Eine weitere Aufgabe des Verfassungsschutzes ist die Aufklärung durch Publikationen, das Bereitstellen von Referenten und Material zur politischen Bildung. Dazu kommen seit Beginn der 90er Jahre öffentliche Stellungnahmen und Pressearbeit. Ein Beispiel sind die jährlich erscheinenden Verfassungsschutzberichte mit aktuellen Ergebnissen und Analysen. Der Verfassungsschutz knüpft häufig an die Arbeit der Polizei an und unterstützt sie. Der Verfassungsschutz beobachtet die rechtsextreme Szene, wofür natürlich eine enge Zusammenarbeit mit der Polizei nötig ist. Häufig sind die Verfolgung von Straftaten und die Aufklärung von rechtsextremen Strukturen eng miteinander verknüpft. Der Verfassungsschutz hat keine polizeilichen Befugnisse. Er darf zum Beispiel keine Personen festhalten. Aber er kann natürlich der Polizei seine Daten zur Verfügung stellen, um beobachtete Straftaten zu verfolgen. Durch diese enge Verzahnung ist das Trennungsgebot zwischen Verfassungsschutz und polizeilichem Staatsschutz teilweise übergangen worden.

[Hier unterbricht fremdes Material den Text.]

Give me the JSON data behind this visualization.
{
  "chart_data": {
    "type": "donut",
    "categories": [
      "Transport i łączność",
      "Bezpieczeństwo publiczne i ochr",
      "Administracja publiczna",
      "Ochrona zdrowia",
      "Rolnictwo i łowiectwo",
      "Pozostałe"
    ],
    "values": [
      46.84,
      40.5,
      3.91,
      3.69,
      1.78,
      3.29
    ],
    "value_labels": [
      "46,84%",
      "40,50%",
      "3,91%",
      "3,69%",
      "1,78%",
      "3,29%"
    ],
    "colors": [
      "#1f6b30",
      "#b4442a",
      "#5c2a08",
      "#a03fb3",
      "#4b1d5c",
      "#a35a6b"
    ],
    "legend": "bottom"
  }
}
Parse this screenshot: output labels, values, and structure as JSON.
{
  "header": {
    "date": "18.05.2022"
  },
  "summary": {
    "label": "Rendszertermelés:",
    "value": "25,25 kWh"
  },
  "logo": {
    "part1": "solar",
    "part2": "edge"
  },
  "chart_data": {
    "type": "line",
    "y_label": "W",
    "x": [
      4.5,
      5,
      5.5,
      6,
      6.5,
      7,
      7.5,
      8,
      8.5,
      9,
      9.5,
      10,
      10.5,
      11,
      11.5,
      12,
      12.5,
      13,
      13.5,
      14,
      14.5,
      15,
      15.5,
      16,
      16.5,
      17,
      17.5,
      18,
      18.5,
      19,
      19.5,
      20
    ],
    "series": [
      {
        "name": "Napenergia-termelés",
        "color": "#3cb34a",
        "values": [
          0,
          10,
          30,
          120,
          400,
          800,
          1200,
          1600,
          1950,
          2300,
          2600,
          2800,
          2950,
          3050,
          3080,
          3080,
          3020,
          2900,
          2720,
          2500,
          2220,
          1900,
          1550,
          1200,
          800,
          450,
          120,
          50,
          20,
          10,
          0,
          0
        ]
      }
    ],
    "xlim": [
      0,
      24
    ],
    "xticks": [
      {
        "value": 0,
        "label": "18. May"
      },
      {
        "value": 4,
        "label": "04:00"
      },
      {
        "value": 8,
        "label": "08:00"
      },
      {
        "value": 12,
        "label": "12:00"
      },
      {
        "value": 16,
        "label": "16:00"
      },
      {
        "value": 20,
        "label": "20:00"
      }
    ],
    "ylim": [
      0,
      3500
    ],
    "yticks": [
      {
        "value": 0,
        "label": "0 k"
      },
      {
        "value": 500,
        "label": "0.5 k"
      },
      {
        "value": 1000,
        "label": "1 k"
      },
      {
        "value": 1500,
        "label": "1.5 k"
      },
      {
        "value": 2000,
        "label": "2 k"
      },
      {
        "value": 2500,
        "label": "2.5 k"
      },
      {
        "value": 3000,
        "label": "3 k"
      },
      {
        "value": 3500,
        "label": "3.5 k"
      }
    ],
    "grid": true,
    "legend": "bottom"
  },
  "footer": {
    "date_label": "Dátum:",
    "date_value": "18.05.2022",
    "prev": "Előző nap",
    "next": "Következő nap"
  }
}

Die dritte Institution, die auf dieser Ebene agiert, wird gemeinhin als politische Justiz bezeichnet. Im Bereich der Justiz kann der Staat seinem Gewaltmonopol unmittelbar Geltung verschaffen und den Rechtsextremismus unter Druck setzen. Die deutsche Justiz stellt das öffentliche Zeigen von NS-verwandten Symbolen unter Strafe und gibt die Grenzen der politischen Meinungsäußerung vor, um eine Verherrlichung des Nationalsozialismus zu verhindern. Eine hervorgehobene Rolle spielen in diesem Zusammenhang Propaganda- und Gesinnungsdelikte in der Arbeit der Justiz. Diese Aktivitäten sollen vor allem die Handlungsfähigkeit demonstrieren und den Nationalsozialismus verurteilen und ächten. Diese drei auf einer Ebene agierenden staatlich repressiven Institutionen reagieren auf Bestrebungen, die sich gegen die freie demokratische Grundordnung richten oder in der Tradition des Nationalsozialismus stehen. So wurden zahlreiche Verbotsverfahren auf Basis des Vereinsrechts mit Informationen des Verfassungsschutzes und der Polizei begründet. Eine weitere Möglichkeit ist die politische Auseinandersetzung mit extremistischen Strömungen wie dem Rechtsextremismus. Dazu sind besonders die Parteien mit ihrer meinungsbildenden Funktion und die Medien in der Lage. Die politische Bedeutung der Auseinandersetzung mit dem Rechtsextremismus gewinnt inner- wie interparteilich immer größere Bedeutung, da der Rechtsextremismus auch zu einem negativen Standortfaktor für ausländische Investoren avancierte. Auch das spektakuläre öffentliche Auftreten von rechtsextremen Organisationen hat den Widerstand der Öffentlichkeit hervorgerufen und so die Parteien zu einer Auseinandersetzung mit dem Thema gezwungen. Ein aktuelles Beispiel ist der Antrag von Bundestag, Bundesrat und Bundesregierung auf Verbot der NPD. Dieses erst zweimal in der Geschichte der Bundesrepublik Deutschland erfolgreiche Verfahren kam nur auf massiven Druck der Öffentlichkeit und insbesondere der Medien zustande. Neben Repressionen werden auch immer mehr präventive Maßnahmen vor allem zur Aufklärung diskutiert. Es werden soziale und pädagogische Initiativen und deren Vernetzung gefördert. Sie umfassen in besonderem Maße auch Non-Government-Organisationen, also zivilgesellschaftliche Initiativen. Alle diese Konzepte, Organisationen und Institutionen bilden die wichtigsten Bestandteile der wehrhaften Demokratie.